Rewatching EMILE AND THE DETECTIVES (1931) — mainly for Fritz Rasp and the amazing train hallucination.
But then it occurred to us —
First Fiona: this music reminds me a lot of a Universal horror movie.
Me: It’s Allan Gray, who scored A MATTER OF LIFE AND DEATH —
And I KNOW WHERE I’M GOING! which has another hallucinatory train journey…
And there’s A LOT of music here! Making it one of the very first full film scores in a talkie (BLACKMAIL showed the way, but Hubert Bath’s excellent work there wasn’t continued immediately in such a full-on way, almost as if it were considered a mistake to have so much music). Bernard Herrmann considered Karol Rathaus’s score for THE BROTHERS KARAMAZOV, also 1931, to be the first, but Grey was contemporary with it, and so was Franz Waxman with THE MAN LOOKING FOR HIS MURDERER. It’s Waxman’s later BRIDE OF FRANKENSTEIN score that bits of EMILE seems to resemble — which may be more than a coincidence with the films being made so close together, and Billy Wilder working on the screenplay of both.

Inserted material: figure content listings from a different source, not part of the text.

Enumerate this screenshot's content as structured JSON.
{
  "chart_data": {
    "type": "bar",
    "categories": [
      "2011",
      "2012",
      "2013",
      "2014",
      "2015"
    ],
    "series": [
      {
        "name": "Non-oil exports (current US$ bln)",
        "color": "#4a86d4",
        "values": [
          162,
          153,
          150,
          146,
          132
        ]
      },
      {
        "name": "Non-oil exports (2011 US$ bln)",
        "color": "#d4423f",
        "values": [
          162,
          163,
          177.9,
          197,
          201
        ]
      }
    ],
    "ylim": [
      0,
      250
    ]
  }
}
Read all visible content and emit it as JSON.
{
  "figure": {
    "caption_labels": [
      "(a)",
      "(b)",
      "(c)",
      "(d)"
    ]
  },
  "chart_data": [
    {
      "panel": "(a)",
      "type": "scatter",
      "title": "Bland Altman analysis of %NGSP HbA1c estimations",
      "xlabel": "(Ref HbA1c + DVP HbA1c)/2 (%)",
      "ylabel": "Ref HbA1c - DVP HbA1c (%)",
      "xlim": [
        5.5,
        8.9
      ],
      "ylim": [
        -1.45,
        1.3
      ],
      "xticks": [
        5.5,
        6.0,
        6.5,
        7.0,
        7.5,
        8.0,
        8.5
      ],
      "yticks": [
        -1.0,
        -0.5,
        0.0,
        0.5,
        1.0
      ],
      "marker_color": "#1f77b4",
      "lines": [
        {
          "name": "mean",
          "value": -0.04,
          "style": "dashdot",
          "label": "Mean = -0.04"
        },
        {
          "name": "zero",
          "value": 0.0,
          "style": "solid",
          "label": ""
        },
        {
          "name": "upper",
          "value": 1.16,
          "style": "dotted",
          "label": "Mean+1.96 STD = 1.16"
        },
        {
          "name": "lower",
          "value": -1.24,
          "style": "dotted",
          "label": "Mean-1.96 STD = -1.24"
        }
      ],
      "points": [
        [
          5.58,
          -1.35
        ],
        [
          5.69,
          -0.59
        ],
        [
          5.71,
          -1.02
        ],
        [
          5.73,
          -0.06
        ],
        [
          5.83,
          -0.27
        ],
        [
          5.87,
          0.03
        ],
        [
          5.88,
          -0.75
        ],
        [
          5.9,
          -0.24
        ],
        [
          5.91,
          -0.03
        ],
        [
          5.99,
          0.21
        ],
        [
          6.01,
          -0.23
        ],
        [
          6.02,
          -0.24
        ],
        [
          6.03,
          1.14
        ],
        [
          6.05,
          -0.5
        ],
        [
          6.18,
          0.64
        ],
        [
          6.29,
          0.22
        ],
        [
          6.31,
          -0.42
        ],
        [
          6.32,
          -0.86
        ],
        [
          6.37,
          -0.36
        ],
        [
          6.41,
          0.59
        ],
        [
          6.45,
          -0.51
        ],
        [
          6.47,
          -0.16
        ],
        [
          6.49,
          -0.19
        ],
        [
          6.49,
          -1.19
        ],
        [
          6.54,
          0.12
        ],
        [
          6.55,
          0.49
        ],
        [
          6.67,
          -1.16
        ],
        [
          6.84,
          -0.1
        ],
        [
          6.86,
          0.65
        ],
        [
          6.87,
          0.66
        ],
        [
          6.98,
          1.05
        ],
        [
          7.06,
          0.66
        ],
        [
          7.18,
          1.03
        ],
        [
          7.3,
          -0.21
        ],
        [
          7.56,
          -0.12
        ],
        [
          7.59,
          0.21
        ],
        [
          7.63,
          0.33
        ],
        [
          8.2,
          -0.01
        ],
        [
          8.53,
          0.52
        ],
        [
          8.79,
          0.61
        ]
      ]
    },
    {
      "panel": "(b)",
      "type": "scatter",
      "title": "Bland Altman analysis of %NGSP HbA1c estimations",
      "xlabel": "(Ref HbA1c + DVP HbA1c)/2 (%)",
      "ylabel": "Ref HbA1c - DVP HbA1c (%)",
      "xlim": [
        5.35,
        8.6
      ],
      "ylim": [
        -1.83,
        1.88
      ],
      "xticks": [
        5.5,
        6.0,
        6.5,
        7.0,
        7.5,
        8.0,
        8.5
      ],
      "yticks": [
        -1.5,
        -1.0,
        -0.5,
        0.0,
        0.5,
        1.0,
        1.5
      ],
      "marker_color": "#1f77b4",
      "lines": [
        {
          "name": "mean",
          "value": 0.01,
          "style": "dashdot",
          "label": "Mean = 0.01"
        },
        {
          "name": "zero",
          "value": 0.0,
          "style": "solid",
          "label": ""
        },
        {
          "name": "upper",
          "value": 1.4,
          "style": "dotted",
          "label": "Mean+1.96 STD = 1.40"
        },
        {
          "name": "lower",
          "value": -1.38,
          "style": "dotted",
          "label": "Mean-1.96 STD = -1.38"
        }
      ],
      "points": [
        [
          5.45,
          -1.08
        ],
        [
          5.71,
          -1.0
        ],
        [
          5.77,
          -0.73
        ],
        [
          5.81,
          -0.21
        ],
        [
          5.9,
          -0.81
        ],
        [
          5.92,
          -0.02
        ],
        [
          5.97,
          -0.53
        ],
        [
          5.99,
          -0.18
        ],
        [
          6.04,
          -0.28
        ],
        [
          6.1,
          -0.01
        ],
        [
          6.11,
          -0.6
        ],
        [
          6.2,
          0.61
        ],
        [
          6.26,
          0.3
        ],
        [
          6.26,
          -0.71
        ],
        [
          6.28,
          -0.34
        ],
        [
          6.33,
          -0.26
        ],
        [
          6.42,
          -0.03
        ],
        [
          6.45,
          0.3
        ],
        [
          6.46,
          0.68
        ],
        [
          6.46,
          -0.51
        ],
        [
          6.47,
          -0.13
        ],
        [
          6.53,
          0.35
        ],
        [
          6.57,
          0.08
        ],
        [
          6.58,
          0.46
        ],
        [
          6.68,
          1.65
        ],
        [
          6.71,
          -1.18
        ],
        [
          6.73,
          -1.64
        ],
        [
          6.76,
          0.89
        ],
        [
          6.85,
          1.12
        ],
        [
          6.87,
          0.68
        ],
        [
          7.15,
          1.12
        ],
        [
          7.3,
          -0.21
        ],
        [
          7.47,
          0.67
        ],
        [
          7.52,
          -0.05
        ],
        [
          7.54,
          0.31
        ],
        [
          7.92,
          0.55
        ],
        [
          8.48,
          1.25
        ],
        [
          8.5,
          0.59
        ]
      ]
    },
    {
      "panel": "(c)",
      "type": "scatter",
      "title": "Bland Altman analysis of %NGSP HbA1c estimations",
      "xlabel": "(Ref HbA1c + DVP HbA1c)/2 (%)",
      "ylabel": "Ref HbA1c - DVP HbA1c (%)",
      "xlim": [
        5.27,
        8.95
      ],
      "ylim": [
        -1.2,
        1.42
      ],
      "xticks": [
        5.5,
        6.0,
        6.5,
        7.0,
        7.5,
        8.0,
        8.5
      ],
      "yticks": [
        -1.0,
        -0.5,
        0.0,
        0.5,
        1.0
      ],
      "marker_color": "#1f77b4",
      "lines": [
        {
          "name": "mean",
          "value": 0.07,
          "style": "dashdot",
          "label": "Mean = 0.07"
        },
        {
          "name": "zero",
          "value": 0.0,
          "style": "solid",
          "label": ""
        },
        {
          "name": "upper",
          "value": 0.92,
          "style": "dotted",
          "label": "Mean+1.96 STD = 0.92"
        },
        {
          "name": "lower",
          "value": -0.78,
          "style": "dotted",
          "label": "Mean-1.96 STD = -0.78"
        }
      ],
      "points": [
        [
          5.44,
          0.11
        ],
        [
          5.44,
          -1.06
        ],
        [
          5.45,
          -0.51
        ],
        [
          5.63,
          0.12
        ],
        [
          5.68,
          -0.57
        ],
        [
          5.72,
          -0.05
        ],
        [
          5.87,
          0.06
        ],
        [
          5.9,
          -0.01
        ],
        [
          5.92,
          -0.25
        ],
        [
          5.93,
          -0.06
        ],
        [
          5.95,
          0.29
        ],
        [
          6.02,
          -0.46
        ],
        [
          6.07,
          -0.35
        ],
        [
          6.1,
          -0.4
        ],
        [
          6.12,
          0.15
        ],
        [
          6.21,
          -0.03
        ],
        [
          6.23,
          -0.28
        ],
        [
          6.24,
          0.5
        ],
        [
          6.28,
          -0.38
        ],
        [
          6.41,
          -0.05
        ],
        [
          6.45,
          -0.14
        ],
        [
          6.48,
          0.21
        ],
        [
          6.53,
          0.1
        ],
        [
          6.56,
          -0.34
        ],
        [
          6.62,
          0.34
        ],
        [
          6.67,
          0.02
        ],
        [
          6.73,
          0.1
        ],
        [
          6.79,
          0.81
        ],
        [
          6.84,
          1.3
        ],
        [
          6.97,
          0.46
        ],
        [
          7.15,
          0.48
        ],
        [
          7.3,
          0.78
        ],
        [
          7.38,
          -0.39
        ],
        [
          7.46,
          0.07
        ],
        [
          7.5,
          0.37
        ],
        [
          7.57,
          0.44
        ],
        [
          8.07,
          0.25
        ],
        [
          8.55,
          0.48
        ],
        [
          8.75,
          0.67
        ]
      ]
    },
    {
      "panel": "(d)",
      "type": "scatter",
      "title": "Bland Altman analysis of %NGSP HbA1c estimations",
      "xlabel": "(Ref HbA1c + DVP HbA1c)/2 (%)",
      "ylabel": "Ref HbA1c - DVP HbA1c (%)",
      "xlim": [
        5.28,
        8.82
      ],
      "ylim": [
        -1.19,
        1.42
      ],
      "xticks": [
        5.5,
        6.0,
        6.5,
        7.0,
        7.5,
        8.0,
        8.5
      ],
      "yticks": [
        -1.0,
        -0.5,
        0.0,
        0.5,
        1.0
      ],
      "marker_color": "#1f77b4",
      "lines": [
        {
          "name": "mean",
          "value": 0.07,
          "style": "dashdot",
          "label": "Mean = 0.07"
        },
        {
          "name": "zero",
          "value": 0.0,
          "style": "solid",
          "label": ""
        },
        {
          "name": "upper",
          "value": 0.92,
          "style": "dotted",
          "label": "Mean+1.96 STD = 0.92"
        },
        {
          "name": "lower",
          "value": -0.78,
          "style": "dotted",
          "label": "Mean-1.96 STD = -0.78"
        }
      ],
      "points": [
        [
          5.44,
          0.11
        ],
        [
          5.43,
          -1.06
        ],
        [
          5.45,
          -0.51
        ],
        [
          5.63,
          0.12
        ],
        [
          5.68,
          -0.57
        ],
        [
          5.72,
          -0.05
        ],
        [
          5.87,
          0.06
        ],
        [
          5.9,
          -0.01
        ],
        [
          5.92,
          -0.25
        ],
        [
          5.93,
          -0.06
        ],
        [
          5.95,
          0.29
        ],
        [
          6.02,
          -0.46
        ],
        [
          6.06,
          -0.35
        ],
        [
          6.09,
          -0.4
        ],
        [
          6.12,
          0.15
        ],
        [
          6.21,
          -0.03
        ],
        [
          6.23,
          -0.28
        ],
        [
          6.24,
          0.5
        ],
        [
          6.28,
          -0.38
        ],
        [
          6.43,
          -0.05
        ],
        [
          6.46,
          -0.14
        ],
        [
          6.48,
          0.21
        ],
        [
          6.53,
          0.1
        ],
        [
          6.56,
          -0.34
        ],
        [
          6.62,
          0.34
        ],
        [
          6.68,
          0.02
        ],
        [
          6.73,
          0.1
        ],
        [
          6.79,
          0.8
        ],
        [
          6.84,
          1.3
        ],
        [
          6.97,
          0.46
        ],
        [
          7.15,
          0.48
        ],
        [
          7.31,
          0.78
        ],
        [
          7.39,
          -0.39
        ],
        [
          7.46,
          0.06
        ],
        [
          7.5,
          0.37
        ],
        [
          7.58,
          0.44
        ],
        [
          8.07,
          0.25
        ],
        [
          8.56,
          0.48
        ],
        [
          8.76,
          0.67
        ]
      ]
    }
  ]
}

EMIL’s music characterizes the film beautifully: it has all kinds of stuff going on including a jaunty march and slide whistles, not just Frankensteinian dark thrills. It’s memorable and jaunty, even if sometimes it gets in the way. When Emile is trying to retrieve his money from under Rasp’s pillow, the bombastic crashing climaxes of the orchestra cancel out the suspense, which should all be about being as quiet as possible.
Come to think of it, one reason for the music may have been the location filming, with its attendant difficulties in recording live sound. The movie adds an interest absent from M (not that I’m knocking M’s eerily silent studio city) — the real streets of Berlin. A city symphony, with a children’s film going on in the foreground.